Before this commit, InstCombine would reduce the above to simply:

define i1 @test(i64 %a) {
  %1 = icmp sgt i64 %a, 1
  ret i1 %1
}

but for some reason this no longer happens now.

Note that when directly using an "icmp ne" instead of inverting the result of the "icmp eq", the optimization does still happen.

Thanks for the small test. I'll take a look.

This is a fun one. The ultimate problem is that by making InstSimplify smarter, we revealed a shortcoming in InstCombine. InstCombine is missing a fold for xor-of-icmps like this:

; (a > 0) ^ (a == 1) --> ((a > 0) & (a != 1)) | ((a <= 0) & (a == 1)) --> (a > 1) 
define i1 @test1(i64 %a) {
  %b = icmp sgt i64 %a, 0
  %c = icmp eq i64 %a, 1
  %and = xor i1 %c, %b
  ret i1 %and
}

I think we can avoid the problem in your original test case though. Ie, there's another InstCombine bug because it creates an unnecessary instruction:
IC: ADD: %notctmp = xor i1 %c, false

And that's what triggers another fold (the 'and' in the original code becomes an 'xor') which produces the pattern that we don't know how to fold yet.
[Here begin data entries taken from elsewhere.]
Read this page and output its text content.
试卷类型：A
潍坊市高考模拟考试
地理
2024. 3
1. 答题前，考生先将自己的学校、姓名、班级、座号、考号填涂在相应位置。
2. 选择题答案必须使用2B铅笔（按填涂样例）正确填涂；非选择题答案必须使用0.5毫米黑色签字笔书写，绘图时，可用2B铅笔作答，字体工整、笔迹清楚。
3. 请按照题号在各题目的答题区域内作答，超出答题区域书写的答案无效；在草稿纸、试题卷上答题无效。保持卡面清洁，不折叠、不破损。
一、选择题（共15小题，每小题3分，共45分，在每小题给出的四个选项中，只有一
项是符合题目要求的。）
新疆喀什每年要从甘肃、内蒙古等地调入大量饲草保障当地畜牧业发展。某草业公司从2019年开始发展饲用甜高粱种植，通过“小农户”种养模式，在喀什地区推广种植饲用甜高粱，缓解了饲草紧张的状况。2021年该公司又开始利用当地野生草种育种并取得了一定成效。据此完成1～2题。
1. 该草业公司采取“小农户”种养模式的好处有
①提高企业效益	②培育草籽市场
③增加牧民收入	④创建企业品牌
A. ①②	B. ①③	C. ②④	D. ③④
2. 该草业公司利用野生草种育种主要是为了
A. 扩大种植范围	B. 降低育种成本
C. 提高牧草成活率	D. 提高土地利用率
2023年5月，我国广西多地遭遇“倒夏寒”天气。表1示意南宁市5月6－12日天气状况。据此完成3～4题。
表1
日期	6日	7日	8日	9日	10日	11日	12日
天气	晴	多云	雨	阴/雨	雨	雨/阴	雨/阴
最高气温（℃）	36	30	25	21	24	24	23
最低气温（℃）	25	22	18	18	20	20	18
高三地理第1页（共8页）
This should reduce the chance of finding the optimization gap:
rL303312

Related clean-up commits ahead of that:
rL303295
rL303309
rL303310

We might want to treat an xor-of-icmps as an or-of-and-of-icmps to really fix this....or we just handle xor-of-icmps directly. There was a patch:
rL289813
...that might have gotten this case, but it got reverted:
rL290266

This should reduce the chance of finding the optimization gap:
rL303312

Yes, this works for me. Thanks for the quick fix!

Here's a proposal to fix xor-of-icmps better:
D33342

Also, the post-commit thread for:
https://reviews.llvm.org/rL303312
...suggests that that patch caused a regression for SimplifyCFG. I don't know how that would happen yet, but I'll investigate if I get an example.